DCN is a direct target of miR-543-3p in the GCs of Hu sheep (A) miRNA-response elements (MREs) within the 3′ UTR of sheep DCN that enable the binding of miR-543-3p were predicted using RNAhybrid. mfe, minimum free energy. (B) Schematic depicting the interaction of miR-543-3p with wild-type (blue) and mutant DCN (green). Red nucleotides indicate the seed sequence of miR-543-3p. (C) The regulatory relationship between miR-543-3p and DCN was assessed using a dual-luciferase reporter gene assay. (D and E) Expression of DCN mRNA (D) and protein (E) was detected in each group. Values represent means ± SEM for three individuals. ∗p < 0.05.

Figure 7

miR-543-3p enhances GC proliferation by targeting DCN (A–D) DCN expression at mRNA and protein levels in the GCs in each group. (E–H) GC proliferation and apoptosis were detected using EdU (E and F), CCK8 (G), and flow cytometry (H). Scale bars, 50 μm. (I and J) mRNA (I) and protein (J) expression of cell cycle- and/or apoptosis-related genes in the GCs in each group. (K) GC apoptosis in each group was detected using flow cytometry. Values represent means ± SEM for three individuals. ∗p < 0.05.

Figure 8

FDNCR regulates DCN and TGF-β signaling pathways by affecting the levels of miR-543-3p in the GCs of Hu sheep (A) DCN expression in the ovaries in each group.
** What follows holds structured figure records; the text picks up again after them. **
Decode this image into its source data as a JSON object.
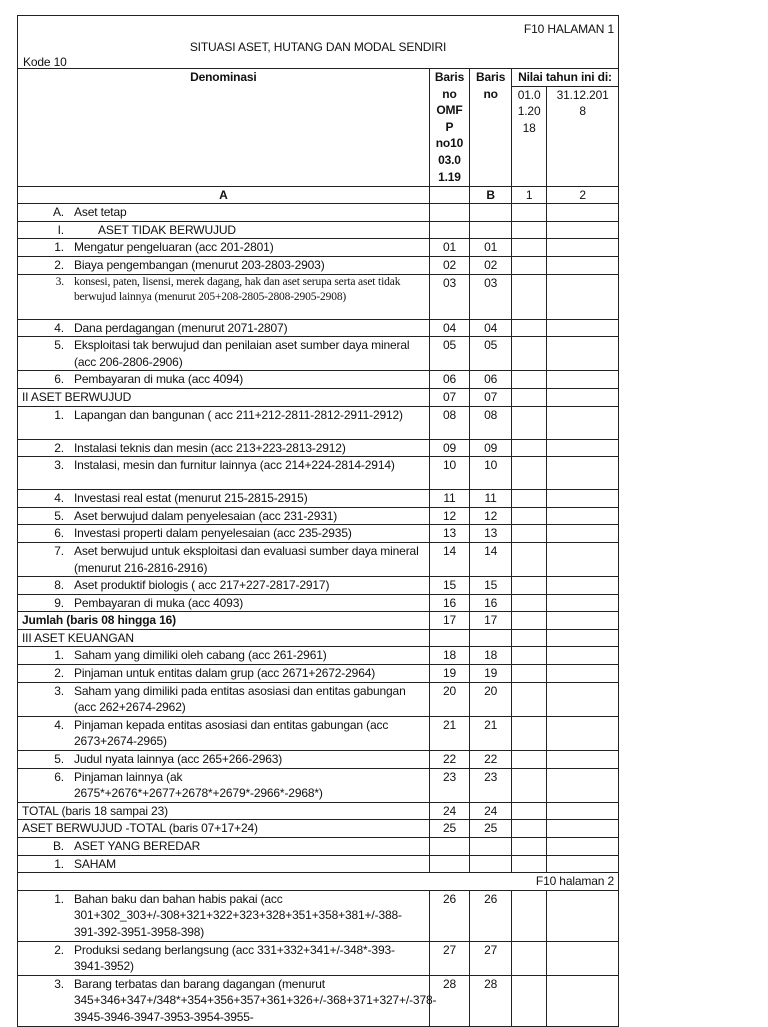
{
  "header": {
    "page_label": "F10 HALAMAN 1",
    "title": "SITUASI ASET, HUTANG DAN MODAL SENDIRI",
    "kode": "Kode 10"
  },
  "columns": {
    "denominasi": "Denominasi",
    "baris_omfp": "Baris no OMFP no1003.01.19",
    "baris_omfp_lines": [
      "Baris",
      "no",
      "OMF",
      "P",
      "no10",
      "03.0",
      "1.19"
    ],
    "baris_no_lines": [
      "Baris",
      "no"
    ],
    "nilai": "Nilai tahun ini di:",
    "date1_lines": [
      "01.0",
      "1.20",
      "18"
    ],
    "date2_lines": [
      "31.12.201",
      "8"
    ],
    "letter_a": "A",
    "letter_b": "B",
    "col1": "1",
    "col2": "2"
  },
  "rows": [
    {
      "num": "A.",
      "text": "Aset tetap",
      "omfp": "",
      "baris": ""
    },
    {
      "num": "I.",
      "text": "ASET TIDAK BERWUJUD",
      "omfp": "",
      "baris": "",
      "indent": true
    },
    {
      "num": "1.",
      "text": "Mengatur pengeluaran (acc 201-2801)",
      "omfp": "01",
      "baris": "01"
    },
    {
      "num": "2.",
      "text": "Biaya pengembangan (menurut 203-2803-2903)",
      "omfp": "02",
      "baris": "02"
    },
    {
      "num": "3.",
      "text": "konsesi, paten, lisensi, merek dagang, hak dan aset serupa serta aset tidak berwujud lainnya (menurut 205+208-2805-2808-2905-2908)",
      "omfp": "03",
      "baris": "03",
      "serif": true,
      "h": 45
    },
    {
      "num": "4.",
      "text": "Dana perdagangan (menurut 2071-2807)",
      "omfp": "04",
      "baris": "04"
    },
    {
      "num": "5.",
      "text": "Eksploitasi tak berwujud dan penilaian aset sumber daya mineral (acc 206-2806-2906)",
      "omfp": "05",
      "baris": "05",
      "h": 33
    },
    {
      "num": "6.",
      "text": "Pembayaran di muka (acc 4094)",
      "omfp": "06",
      "baris": "06"
    },
    {
      "plain": "II ASET BERWUJUD",
      "omfp": "07",
      "baris": "07"
    },
    {
      "num": "1.",
      "text": "Lapangan dan bangunan ( acc 211+212-2811-2812-2911-2912)",
      "omfp": "08",
      "baris": "08",
      "h": 33
    },
    {
      "num": "2.",
      "text": "Instalasi teknis dan mesin (acc 213+223-2813-2912)",
      "omfp": "09",
      "baris": "09"
    },
    {
      "num": "3.",
      "text": "Instalasi, mesin dan furnitur lainnya (acc 214+224-2814-2914)",
      "omfp": "10",
      "baris": "10",
      "h": 33
    },
    {
      "num": "4.",
      "text": "Investasi real estat (menurut 215-2815-2915)",
      "omfp": "11",
      "baris": "11"
    },
    {
      "num": "5.",
      "text": "Aset berwujud dalam penyelesaian (acc 231-2931)",
      "omfp": "12",
      "baris": "12"
    },
    {
      "num": "6.",
      "text": "Investasi properti dalam penyelesaian (acc 235-2935)",
      "omfp": "13",
      "baris": "13"
    },
    {
      "num": "7.",
      "text": "Aset berwujud untuk eksploitasi dan evaluasi sumber daya mineral (menurut 216-2816-2916)",
      "omfp": "14",
      "baris": "14",
      "h": 34
    },
    {
      "num": "8.",
      "text": "Aset produktif biologis ( acc 217+227-2817-2917)",
      "omfp": "15",
      "baris": "15"
    },
    {
      "num": "9.",
      "text": "Pembayaran di muka (acc 4093)",
      "omfp": "16",
      "baris": "16"
    },
    {
      "plain": "Jumlah (baris 08 hingga 16)",
      "omfp": "17",
      "baris": "17",
      "bold": true
    },
    {
      "plain": "III ASET KEUANGAN",
      "omfp": "",
      "baris": ""
    },
    {
      "num": "1.",
      "text": "Saham yang dimiliki oleh cabang (acc 261-2961)",
      "omfp": "18",
      "baris": "18"
    },
    {
      "num": "2.",
      "text": "Pinjaman untuk entitas dalam grup (acc 2671+2672-2964)",
      "omfp": "19",
      "baris": "19"
    },
    {
      "num": "3.",
      "text": "Saham yang dimiliki pada entitas asosiasi dan entitas gabungan (acc 262+2674-2962)",
      "omfp": "20",
      "baris": "20",
      "h": 33
    },
    {
      "num": "4.",
      "text": "Pinjaman kepada entitas asosiasi dan entitas gabungan (acc 2673+2674-2965)",
      "omfp": "21",
      "baris": "21",
      "h": 33
    },
    {
      "num": "5.",
      "text": "Judul nyata lainnya (acc 265+266-2963)",
      "omfp": "22",
      "baris": "22"
    },
    {
      "num": "6.",
      "text": "Pinjaman lainnya (ak 2675*+2676*+2677+2678*+2679*-2966*-2968*)",
      "omfp": "23",
      "baris": "23",
      "h": 34
    },
    {
      "plain": "TOTAL (baris 18 sampai 23)",
      "omfp": "24",
      "baris": "24"
    },
    {
      "plain": "ASET BERWUJUD -TOTAL (baris 07+17+24)",
      "omfp": "25",
      "baris": "25"
    },
    {
      "num": "B.",
      "text": "ASET YANG BEREDAR",
      "omfp": "",
      "baris": ""
    },
    {
      "num": "1.",
      "text": "SAHAM",
      "omfp": "",
      "baris": ""
    },
    {
      "page2": "F10 halaman 2"
    },
    {
      "num": "1.",
      "text": "Bahan baku dan bahan habis pakai (acc 301+302_303+/-308+321+322+323+328+351+358+381+/-388-391-392-3951-3958-398)",
      "omfp": "26",
      "baris": "26",
      "h": 50
    },
    {
      "num": "2.",
      "text": "Produksi sedang berlangsung (acc 331+332+341+/-348*-393-3941-3952)",
      "omfp": "27",
      "baris": "27",
      "h": 33
    },
    {
      "num": "3.",
      "text": "Barang terbatas dan barang dagangan (menurut 345+346+347+/348*+354+356+357+361+326+/-368+371+327+/-378-3945-3946-3947-3953-3954-3955-",
      "omfp": "28",
      "baris": "28",
      "h": 50
    }
  ]
}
Pearson’s correlation between FDNCR and miR-543-3p. (B and C) Expression of DCN in the GCs in each group. (D) Correlation coefficient between siRNA-NC and siRNA-DCN. (E) Volcano plot showing the DE genes between the siRNA-NC and siRNA-DCN groups. Red indicates upregulated, green indicates downregulated genes. (F) Hierarchical clustering showing DE genes between the siRNA-NC group and siRNA-DCN group. (G) Validation of TGF-β1 and INHBA mRNA expression in different groups. (H–J) mRNA or protein expression of TGF-β1 and INHBA in the GCs in each group. (K) Proposed model of FDNCR regulation of GCs state in Hu sheep. RNA-seq data are presented as the log₁₀(FPKM+1) of each transcript. Values represent means ± SEM for three individuals. ∗p < 0.05.